L'autre fait marquant pointé par les chambres d'agriculture en cette rentrée est le taux d'inflation qui a conduit les Français à rechercher les prix bas. Résultat, après une période stable entre 2017 et 2019, suivie d'un regain de consommation post-Covid, l'heure est à la "dégringolade". Le budget alimentaire a chuté de 20% en deux ans (après correction de l'inflation). "Les Français ne mangent pas 20% de moins, ils tirent les prix, vont chercher des produits plus bas de gamme", explique Sébastien Windsor. Ce qui se répercute sur les produits de qualité AOC ou bio où la consommation chute parfois de 70 à 80%, avec un effet "spirale", la grande distribution réduisant ses linéaires. "C'est un message que l'on ne réalise pas pleinement. (…) La politique gouvernementale (qui pousse à la montée en gamme, ndlr) est à contresens de la volonté du consommateur." Et de pointer la restauration collective qui importe aujourd'hui 70% de ses poulets.

À l'issue de réunions avec les industriels de l'agroalimentaire et les représentants de la grande distribution, le ministre de l'Économie, Bruno Le Maire, a annoncé, jeudi, vouloir "casser définitivement la spirale des prix de l'alimentaire". Un accord a été signé en ce sens pour plafonner jusqu'à la fin de l'année pas moins de 5.000 références.

Autre mauvais signal : sur les cinq premiers mois de l'année, les exportations hexagonales ont baissé de 1,8 milliard d'euros. "C'est la souveraineté alimentaire qui va s'effondrer alors que la croissance mondiale continue et se situe autour de 3% aujourd'hui", s'inquiète encore le président des chambres d'agriculture.
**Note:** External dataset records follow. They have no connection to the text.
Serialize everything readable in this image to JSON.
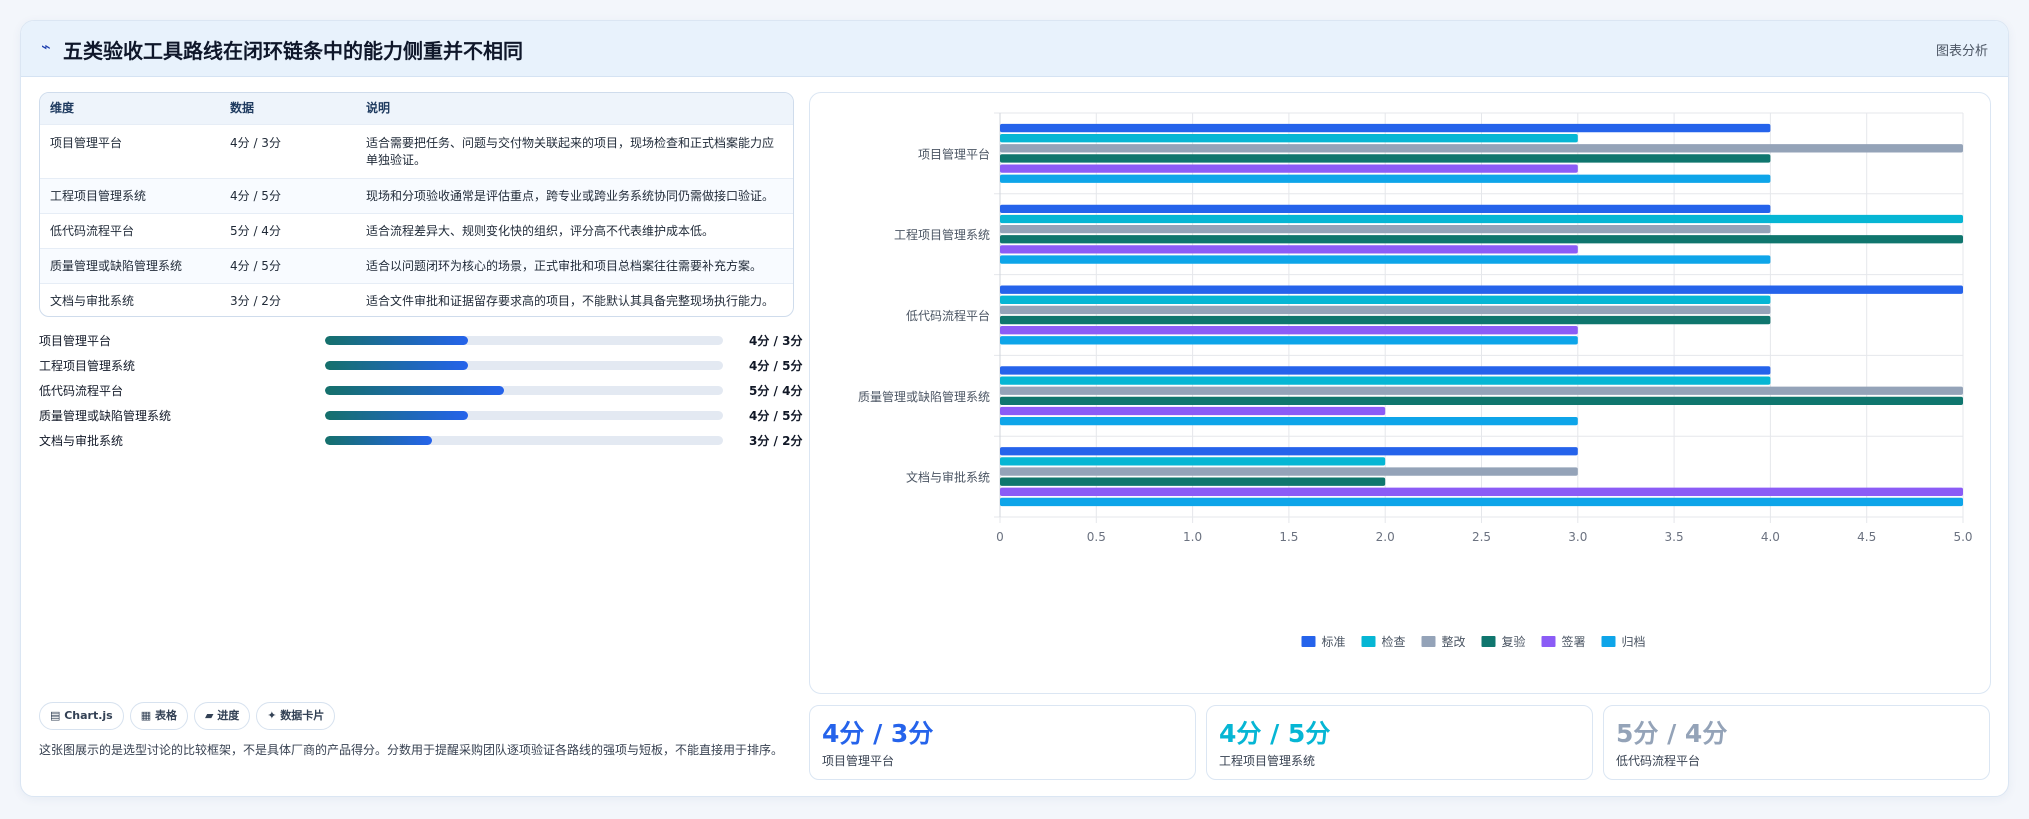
{
  "header": {
    "icon": "spark-icon",
    "title": "五类验收工具路线在闭环链条中的能力侧重并不相同",
    "tag": "图表分析"
  },
  "table": {
    "columns": [
      "维度",
      "数据",
      "说明"
    ],
    "rows": [
      {
        "name": "项目管理平台",
        "score": "4分 / 3分",
        "desc": "适合需要把任务、问题与交付物关联起来的项目，现场检查和正式档案能力应单独验证。"
      },
      {
        "name": "工程项目管理系统",
        "score": "4分 / 5分",
        "desc": "现场和分项验收通常是评估重点，跨专业或跨业务系统协同仍需做接口验证。"
      },
      {
        "name": "低代码流程平台",
        "score": "5分 / 4分",
        "desc": "适合流程差异大、规则变化快的组织，评分高不代表维护成本低。"
      },
      {
        "name": "质量管理或缺陷管理系统",
        "score": "4分 / 5分",
        "desc": "适合以问题闭环为核心的场景，正式审批和项目总档案往往需要补充方案。"
      },
      {
        "name": "文档与审批系统",
        "score": "3分 / 2分",
        "desc": "适合文件审批和证据留存要求高的项目，不能默认其具备完整现场执行能力。"
      }
    ]
  },
  "progress": [
    {
      "label": "项目管理平台",
      "value": "4分 / 3分",
      "fraction": 0.36
    },
    {
      "label": "工程项目管理系统",
      "value": "4分 / 5分",
      "fraction": 0.36
    },
    {
      "label": "低代码流程平台",
      "value": "5分 / 4分",
      "fraction": 0.45
    },
    {
      "label": "质量管理或缺陷管理系统",
      "value": "4分 / 5分",
      "fraction": 0.36
    },
    {
      "label": "文档与审批系统",
      "value": "3分 / 2分",
      "fraction": 0.27
    }
  ],
  "chips": [
    "▤ Chart.js",
    "▦ 表格",
    "▰ 进度",
    "✦ 数据卡片"
  ],
  "note": "这张图展示的是选型讨论的比较框架，不是具体厂商的产品得分。分数用于提醒采购团队逐项验证各路线的强项与短板，不能直接用于排序。",
  "stats": [
    {
      "value": "4分 / 3分",
      "label": "项目管理平台",
      "color": "#2563eb"
    },
    {
      "value": "4分 / 5分",
      "label": "工程项目管理系统",
      "color": "#06b6d4"
    },
    {
      "value": "5分 / 4分",
      "label": "低代码流程平台",
      "color": "#94a3b8"
    }
  ],
  "chart_data": {
    "type": "bar",
    "orientation": "horizontal",
    "categories": [
      "项目管理平台",
      "工程项目管理系统",
      "低代码流程平台",
      "质量管理或缺陷管理系统",
      "文档与审批系统"
    ],
    "series": [
      {
        "name": "标准",
        "color": "#2563eb",
        "values": [
          4,
          4,
          5,
          4,
          3
        ]
      },
      {
        "name": "检查",
        "color": "#06b6d4",
        "values": [
          3,
          5,
          4,
          4,
          2
        ]
      },
      {
        "name": "整改",
        "color": "#94a3b8",
        "values": [
          5,
          4,
          4,
          5,
          3
        ]
      },
      {
        "name": "复验",
        "color": "#0f766e",
        "values": [
          4,
          5,
          4,
          5,
          2
        ]
      },
      {
        "name": "签署",
        "color": "#8b5cf6",
        "values": [
          3,
          3,
          3,
          2,
          5
        ]
      },
      {
        "name": "归档",
        "color": "#0ea5e9",
        "values": [
          4,
          4,
          3,
          3,
          5
        ]
      }
    ],
    "xlim": [
      0,
      5
    ],
    "xticks": [
      "0",
      "0.5",
      "1.0",
      "1.5",
      "2.0",
      "2.5",
      "3.0",
      "3.5",
      "4.0",
      "4.5",
      "5.0"
    ],
    "grid": true,
    "legend": "bottom"
  }
}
Alors que l'Union européenne continue de signer à tout va des accords de libre-échange (Mercosur, Mexique, Chili…), les "clauses miroirs" brandies par le gouvernement pour mieux faire passer le "pacte vert" européen restent à l'état embryonnaire.

Gel des moyens 

Seulement, pendant cette période particulièrement compliquée, le gouvernement veut imposer sa trajectoire de planification écologique à l'agriculture à horizon 2030, pour l'amener à réduire ses émissions de CO2 : doublement de la surface en bio (21%), plantation de 50.000 km de haies, doublement de la surface en légumineuses, multiplication par huit de la production de biogaz par méthanisation... "Les agriculteurs sont les premières victimes du changement climatique, il n'y a même pas de débat sur le fait qu'on doit participer à la trajectoire de réduction du carbone", mais "tout cela ne va pas se faire sans un accompagnement colossal", s'emporte-t-il. Or c'est ce moment que choisit le gouvernement pour réduire les moyens des chambres. En effet, selon Sébastien Windsor, dans ses lettres de cadrage budgétaire en vue de la prochaine loi de finances, Élisabeth Borne propose une augmentation de 7,3% du produit de la taxe foncière sur les propriétés non bâties au profit des collectivités, mais la taxe additionnelle, qui sert à financer les chambres, serait gelée, alors qu'elles subissent l'inflation. "Je ne comprends pas comment, dans cette planification, on peut demander un changement de ce type, et baisser les moyens sur l'accompagnement du monde agricole. (…) Dans les choix du gouvernement, il est plus important d'aller faire des salles des fêtes que d'accompagner les agriculteurs", fustige-t-il.

Même constat pour le pacte et le projet de loi d'orientation et d'avenir agricoles (PLOA) en cours de finalisation. Ce pacte devrait comporter un volet "adaptation au changement climatique". Le ministère voudrait généraliser les phases tests actuellement conduites par les chambres d'agriculture dans 1.000 exploitations pour leur proposer un diagnostic climat. Mais pas un euro n'a été mis sur la table. Sébastien Windsor se dit "un peu en colère face à un gouvernement qui a des ambitions fortes pour l'agriculture alors qu'il ne veut pas mettre de moyens". "C'est totalement incompréhensible", lâche-t-il.